Her story has changed me. How I see others. What I think about myself. I can’t wait to share it. Because in the end she finds out something really important.
She discovers that truly one Word can change a life.
One word can change a life…
Sarah Sharpe has grown up as a carpenter’s daughter, knowing only the rough and work-heavy world of her father’s blue-collar profession. Abandoned by her mother as a baby, she’s lived twenty-one years content to drive nails at her dad’s side. Following her father into the world of construction was a natural path, and she took it without a second thought. But a harsh comment about her “butch” appearance sends her on a search for identity.

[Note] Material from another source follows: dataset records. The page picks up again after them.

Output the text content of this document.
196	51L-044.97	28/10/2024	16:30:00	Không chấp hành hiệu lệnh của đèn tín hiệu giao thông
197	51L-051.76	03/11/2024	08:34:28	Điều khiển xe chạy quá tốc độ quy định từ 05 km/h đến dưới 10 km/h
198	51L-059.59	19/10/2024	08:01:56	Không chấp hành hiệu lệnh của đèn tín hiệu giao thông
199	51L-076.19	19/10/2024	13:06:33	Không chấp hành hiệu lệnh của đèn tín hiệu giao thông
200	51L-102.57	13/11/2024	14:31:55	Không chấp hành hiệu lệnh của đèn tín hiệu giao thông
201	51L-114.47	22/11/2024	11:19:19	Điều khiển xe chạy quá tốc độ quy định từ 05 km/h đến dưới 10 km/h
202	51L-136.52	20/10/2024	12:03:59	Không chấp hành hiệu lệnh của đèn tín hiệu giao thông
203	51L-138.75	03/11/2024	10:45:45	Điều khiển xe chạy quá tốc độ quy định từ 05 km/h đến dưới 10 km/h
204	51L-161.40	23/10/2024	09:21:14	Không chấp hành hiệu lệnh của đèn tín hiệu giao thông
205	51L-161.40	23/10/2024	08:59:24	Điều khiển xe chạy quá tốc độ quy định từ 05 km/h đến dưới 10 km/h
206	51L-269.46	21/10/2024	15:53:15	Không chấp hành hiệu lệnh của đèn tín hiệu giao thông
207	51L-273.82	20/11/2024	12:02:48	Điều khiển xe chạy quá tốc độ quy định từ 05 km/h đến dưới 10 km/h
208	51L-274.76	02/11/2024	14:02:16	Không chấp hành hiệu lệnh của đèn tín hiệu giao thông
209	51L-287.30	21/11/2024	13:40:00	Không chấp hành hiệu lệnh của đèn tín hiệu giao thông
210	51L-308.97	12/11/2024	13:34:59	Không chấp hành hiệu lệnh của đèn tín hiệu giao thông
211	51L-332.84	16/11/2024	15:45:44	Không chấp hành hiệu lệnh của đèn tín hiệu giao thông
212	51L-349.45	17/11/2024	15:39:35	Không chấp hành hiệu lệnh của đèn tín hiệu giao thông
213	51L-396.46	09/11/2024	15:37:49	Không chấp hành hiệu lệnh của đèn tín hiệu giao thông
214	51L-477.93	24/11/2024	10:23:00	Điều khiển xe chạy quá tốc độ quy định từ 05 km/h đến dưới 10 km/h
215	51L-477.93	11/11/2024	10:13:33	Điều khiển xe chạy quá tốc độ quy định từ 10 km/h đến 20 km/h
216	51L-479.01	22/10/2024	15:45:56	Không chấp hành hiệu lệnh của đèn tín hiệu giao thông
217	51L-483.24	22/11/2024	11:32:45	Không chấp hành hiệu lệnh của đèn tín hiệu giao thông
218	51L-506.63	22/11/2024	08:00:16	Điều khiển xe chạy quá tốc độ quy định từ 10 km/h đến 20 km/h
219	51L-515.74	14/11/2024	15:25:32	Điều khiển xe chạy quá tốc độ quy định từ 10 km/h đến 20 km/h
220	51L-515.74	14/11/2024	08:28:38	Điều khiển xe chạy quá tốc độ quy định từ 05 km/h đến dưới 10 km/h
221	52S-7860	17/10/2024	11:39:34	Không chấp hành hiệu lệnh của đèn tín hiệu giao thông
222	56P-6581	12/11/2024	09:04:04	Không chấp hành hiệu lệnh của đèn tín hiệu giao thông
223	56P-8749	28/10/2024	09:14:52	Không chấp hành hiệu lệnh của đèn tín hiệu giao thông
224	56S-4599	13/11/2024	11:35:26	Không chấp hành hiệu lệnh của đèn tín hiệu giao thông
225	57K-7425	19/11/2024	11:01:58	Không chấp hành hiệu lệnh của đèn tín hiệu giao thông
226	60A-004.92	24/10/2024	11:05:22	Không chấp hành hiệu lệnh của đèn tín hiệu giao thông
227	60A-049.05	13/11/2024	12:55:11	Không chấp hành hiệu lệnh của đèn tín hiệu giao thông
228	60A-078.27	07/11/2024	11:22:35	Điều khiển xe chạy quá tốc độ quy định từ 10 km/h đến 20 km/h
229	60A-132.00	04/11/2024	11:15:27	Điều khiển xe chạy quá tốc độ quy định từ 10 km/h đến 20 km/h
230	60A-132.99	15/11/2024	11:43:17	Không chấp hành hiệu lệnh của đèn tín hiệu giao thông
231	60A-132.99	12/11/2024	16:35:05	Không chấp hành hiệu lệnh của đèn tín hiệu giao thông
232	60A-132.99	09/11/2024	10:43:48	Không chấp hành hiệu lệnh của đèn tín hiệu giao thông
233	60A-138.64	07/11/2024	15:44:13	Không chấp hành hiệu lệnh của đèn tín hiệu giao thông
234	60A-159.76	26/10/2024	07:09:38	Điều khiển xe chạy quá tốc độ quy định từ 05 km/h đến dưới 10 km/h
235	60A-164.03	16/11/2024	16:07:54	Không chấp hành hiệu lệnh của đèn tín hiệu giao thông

Enter handsome and easygoing Jesse Chapman, the roofer she meets on her first foray into volunteer work for Homes For Hope. In every way, the quirky man is her opposite—confident, a people kind of guy, and most importantly, happy. His likable qualities continue to draw her in, and for some reason he keeps coming back to her. But they can’t be more than friends—he’s made that crystal clear. Except for a handful of times…and the confusion is driving her crazy.
Sarah’s quest for self-definition becomes more tangled than she ever imagined, and she discovers that the journey will take her deeper than clothes and makeup. Filling the void in her heart becomes an obsession she cannot escape. How far is she willing to go to discover who she really is?